Federal Board of Revenue (FBR) Chairman Rashid Mehmood Langrial said that the government has drawn up a roadmap to raise Pakistan’s tax-to-GDP ratio to 18% by FY28, primarily through expanding the tax base and strengthening enforcement.
Speaking at a Pakistan Business Council (PBC) seminar on “Transformation of FBR,” Langrial said Pakistan’s current tax-to-GDP ratio stands at 10.33%, with provinces contributing only 0.85%. He said federal tax collection must rise to 15% and provincial collections to 3% over the next three years to achieve the target.
Langrial said the FBR has compiled comprehensive data on individuals and businesses involved in tax evasion, adding that automation, digitalisation and the track-and-trace system were central to the reform plan. He noted that the sugar sector, once divided between taxed and untaxed supply, was now fully documented.
He said major compliance gaps remain in sectors such as textile spinning, pointing out that “1.5 million bales are accounted for, but the FBR has no record of bales produced at Faisalabad’s Sutar Mandi or their destination.”
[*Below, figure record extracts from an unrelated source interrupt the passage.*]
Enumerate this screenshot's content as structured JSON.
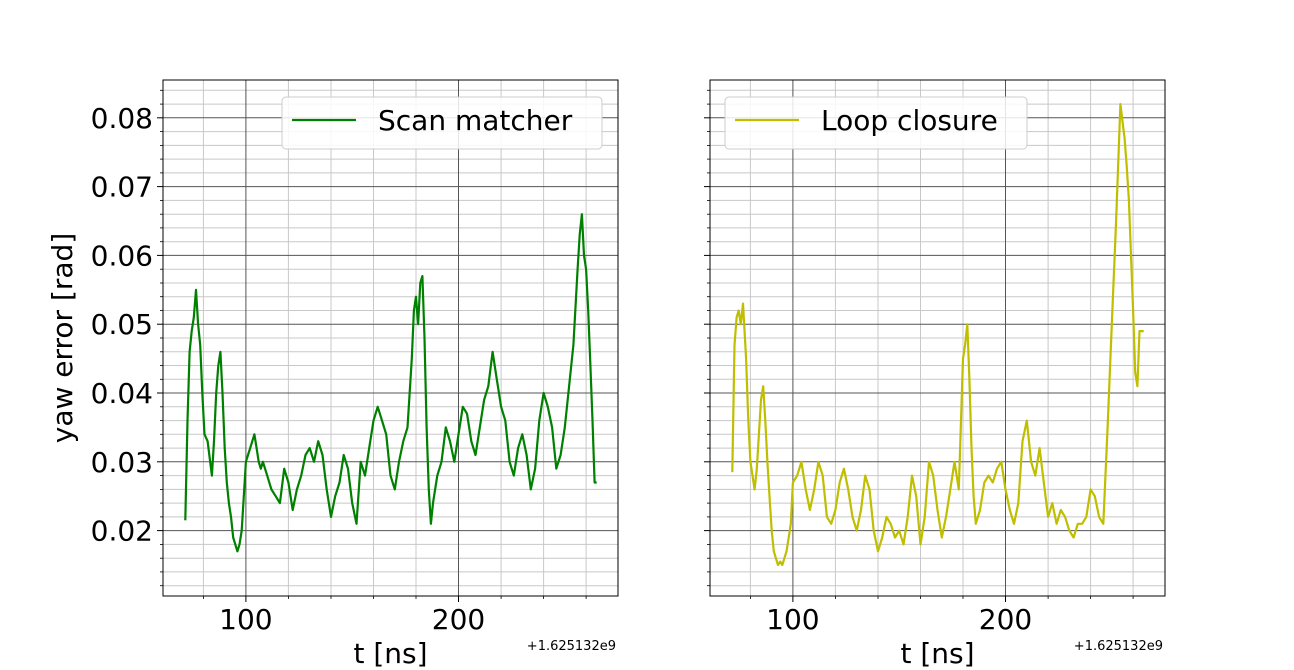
{
  "figure": {
    "ylabel": "yaw error [rad]",
    "sharey": true
  },
  "chart_data": [
    {
      "type": "line",
      "xlabel": "t [ns]",
      "ylabel": "yaw error [rad]",
      "x_offset_label": "+1.625132e9",
      "xlim": [
        61,
        275
      ],
      "ylim": [
        0.0105,
        0.0855
      ],
      "xticks": [
        100,
        200
      ],
      "yticks": [
        0.02,
        0.03,
        0.04,
        0.05,
        0.06,
        0.07,
        0.08
      ],
      "ytick_labels": [
        "0.02",
        "0.03",
        "0.04",
        "0.05",
        "0.06",
        "0.07",
        "0.08"
      ],
      "grid": "major and minor",
      "legend_position": "top-right",
      "series": [
        {
          "name": "Scan matcher",
          "color": "#008000",
          "x": [
            71.5,
            72.5,
            73.5,
            74.5,
            75.5,
            76.5,
            77.5,
            78.5,
            79.5,
            80.5,
            82,
            84,
            85,
            86,
            87,
            88,
            89,
            90,
            91,
            92,
            93,
            94,
            95,
            96,
            97,
            98,
            99,
            100,
            101,
            102,
            103,
            104,
            105,
            106,
            107,
            108,
            110,
            112,
            114,
            116,
            118,
            120,
            122,
            124,
            126,
            128,
            130,
            132,
            134,
            136,
            138,
            140,
            142,
            144,
            146,
            148,
            150,
            152,
            154,
            156,
            158,
            160,
            162,
            164,
            166,
            168,
            170,
            172,
            174,
            176,
            178,
            179,
            180,
            181,
            182,
            183,
            184,
            185,
            186,
            187,
            188,
            190,
            192,
            194,
            196,
            198,
            200,
            202,
            204,
            206,
            208,
            210,
            212,
            214,
            216,
            218,
            220,
            222,
            224,
            226,
            228,
            230,
            232,
            234,
            236,
            238,
            240,
            242,
            244,
            246,
            248,
            250,
            252,
            254,
            256,
            257,
            258,
            259,
            260,
            261,
            262,
            263,
            264,
            265
          ],
          "values": [
            0.0215,
            0.036,
            0.046,
            0.049,
            0.051,
            0.055,
            0.05,
            0.047,
            0.04,
            0.034,
            0.033,
            0.028,
            0.033,
            0.04,
            0.044,
            0.046,
            0.04,
            0.032,
            0.027,
            0.024,
            0.022,
            0.019,
            0.018,
            0.017,
            0.018,
            0.02,
            0.025,
            0.03,
            0.031,
            0.032,
            0.033,
            0.034,
            0.032,
            0.03,
            0.029,
            0.03,
            0.028,
            0.026,
            0.025,
            0.024,
            0.029,
            0.027,
            0.023,
            0.026,
            0.028,
            0.031,
            0.032,
            0.03,
            0.033,
            0.031,
            0.026,
            0.022,
            0.025,
            0.027,
            0.031,
            0.029,
            0.024,
            0.021,
            0.03,
            0.028,
            0.032,
            0.036,
            0.038,
            0.036,
            0.034,
            0.028,
            0.026,
            0.03,
            0.033,
            0.035,
            0.045,
            0.052,
            0.054,
            0.05,
            0.056,
            0.057,
            0.048,
            0.035,
            0.026,
            0.021,
            0.024,
            0.028,
            0.03,
            0.035,
            0.033,
            0.03,
            0.034,
            0.038,
            0.037,
            0.033,
            0.031,
            0.035,
            0.039,
            0.041,
            0.046,
            0.042,
            0.038,
            0.036,
            0.03,
            0.028,
            0.032,
            0.034,
            0.031,
            0.026,
            0.029,
            0.036,
            0.04,
            0.038,
            0.035,
            0.029,
            0.031,
            0.035,
            0.041,
            0.047,
            0.058,
            0.063,
            0.066,
            0.06,
            0.058,
            0.052,
            0.044,
            0.036,
            0.027,
            0.027
          ]
        }
      ]
    },
    {
      "type": "line",
      "xlabel": "t [ns]",
      "ylabel": "",
      "x_offset_label": "+1.625132e9",
      "xlim": [
        61,
        275
      ],
      "ylim": [
        0.0105,
        0.0855
      ],
      "xticks": [
        100,
        200
      ],
      "yticks": [
        0.02,
        0.03,
        0.04,
        0.05,
        0.06,
        0.07,
        0.08
      ],
      "grid": "major and minor",
      "legend_position": "top-left",
      "series": [
        {
          "name": "Loop closure",
          "color": "#bfbf00",
          "x": [
            71.5,
            72.5,
            73.5,
            74.5,
            75.5,
            76.5,
            78,
            79,
            80,
            81,
            82,
            83,
            84,
            85,
            86,
            87,
            88,
            89,
            90,
            91,
            92,
            93,
            94,
            95,
            96,
            97,
            98,
            99,
            100,
            102,
            104,
            106,
            108,
            110,
            112,
            114,
            116,
            118,
            120,
            122,
            124,
            126,
            128,
            130,
            132,
            134,
            136,
            138,
            140,
            142,
            144,
            146,
            148,
            150,
            152,
            154,
            156,
            158,
            160,
            162,
            164,
            166,
            168,
            170,
            172,
            174,
            176,
            178,
            180,
            181,
            182,
            183,
            184,
            185,
            186,
            188,
            190,
            192,
            194,
            196,
            198,
            200,
            202,
            204,
            206,
            208,
            210,
            212,
            214,
            216,
            218,
            220,
            222,
            224,
            226,
            228,
            230,
            232,
            234,
            236,
            238,
            240,
            242,
            244,
            246,
            248,
            250,
            252,
            254,
            256,
            257,
            258,
            259,
            260,
            261,
            262,
            263,
            264,
            265
          ],
          "values": [
            0.0285,
            0.047,
            0.051,
            0.052,
            0.05,
            0.053,
            0.045,
            0.036,
            0.03,
            0.028,
            0.026,
            0.029,
            0.034,
            0.039,
            0.041,
            0.036,
            0.03,
            0.025,
            0.02,
            0.017,
            0.016,
            0.015,
            0.0155,
            0.015,
            0.016,
            0.017,
            0.019,
            0.021,
            0.027,
            0.028,
            0.03,
            0.026,
            0.023,
            0.026,
            0.03,
            0.028,
            0.022,
            0.021,
            0.023,
            0.027,
            0.029,
            0.026,
            0.022,
            0.02,
            0.023,
            0.028,
            0.026,
            0.02,
            0.017,
            0.019,
            0.022,
            0.021,
            0.019,
            0.02,
            0.018,
            0.022,
            0.028,
            0.025,
            0.018,
            0.022,
            0.03,
            0.028,
            0.023,
            0.019,
            0.022,
            0.026,
            0.03,
            0.026,
            0.045,
            0.047,
            0.05,
            0.042,
            0.032,
            0.025,
            0.021,
            0.023,
            0.027,
            0.028,
            0.027,
            0.029,
            0.03,
            0.026,
            0.023,
            0.021,
            0.024,
            0.033,
            0.036,
            0.03,
            0.028,
            0.032,
            0.027,
            0.022,
            0.024,
            0.021,
            0.023,
            0.022,
            0.02,
            0.019,
            0.021,
            0.021,
            0.022,
            0.026,
            0.025,
            0.022,
            0.021,
            0.035,
            0.05,
            0.065,
            0.082,
            0.077,
            0.073,
            0.068,
            0.06,
            0.052,
            0.043,
            0.041,
            0.049,
            0.049,
            0.049
          ]
        }
      ]
    }
  ]
}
The chairman also highlighted widespread under-reporting in the medical sector, stating that over 90% of hospitals accept payments only in cash to conceal income. “Only 150,000 doctors are registered with the FBR, and on average they pay around Rs2 million per year in income tax, despite lifestyles indicating earnings far higher,” he told the seminar.
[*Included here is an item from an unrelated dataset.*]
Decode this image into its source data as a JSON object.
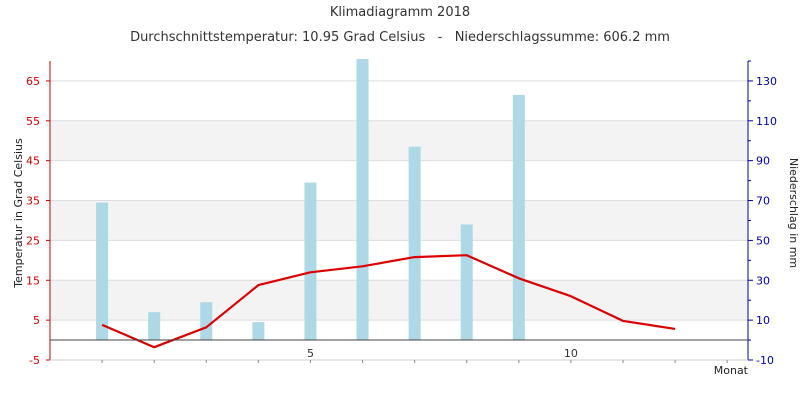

Langrial defended the 2% final tax on exporters but said it could be withdrawn if the government concluded it was hurting export performance. He acknowledged that manufacturing and corporate sectors are heavily taxed and said rationalisation was essential. “We know there is no justification for super tax and high corporate tax,” he said, adding that reductions would depend on fiscal space.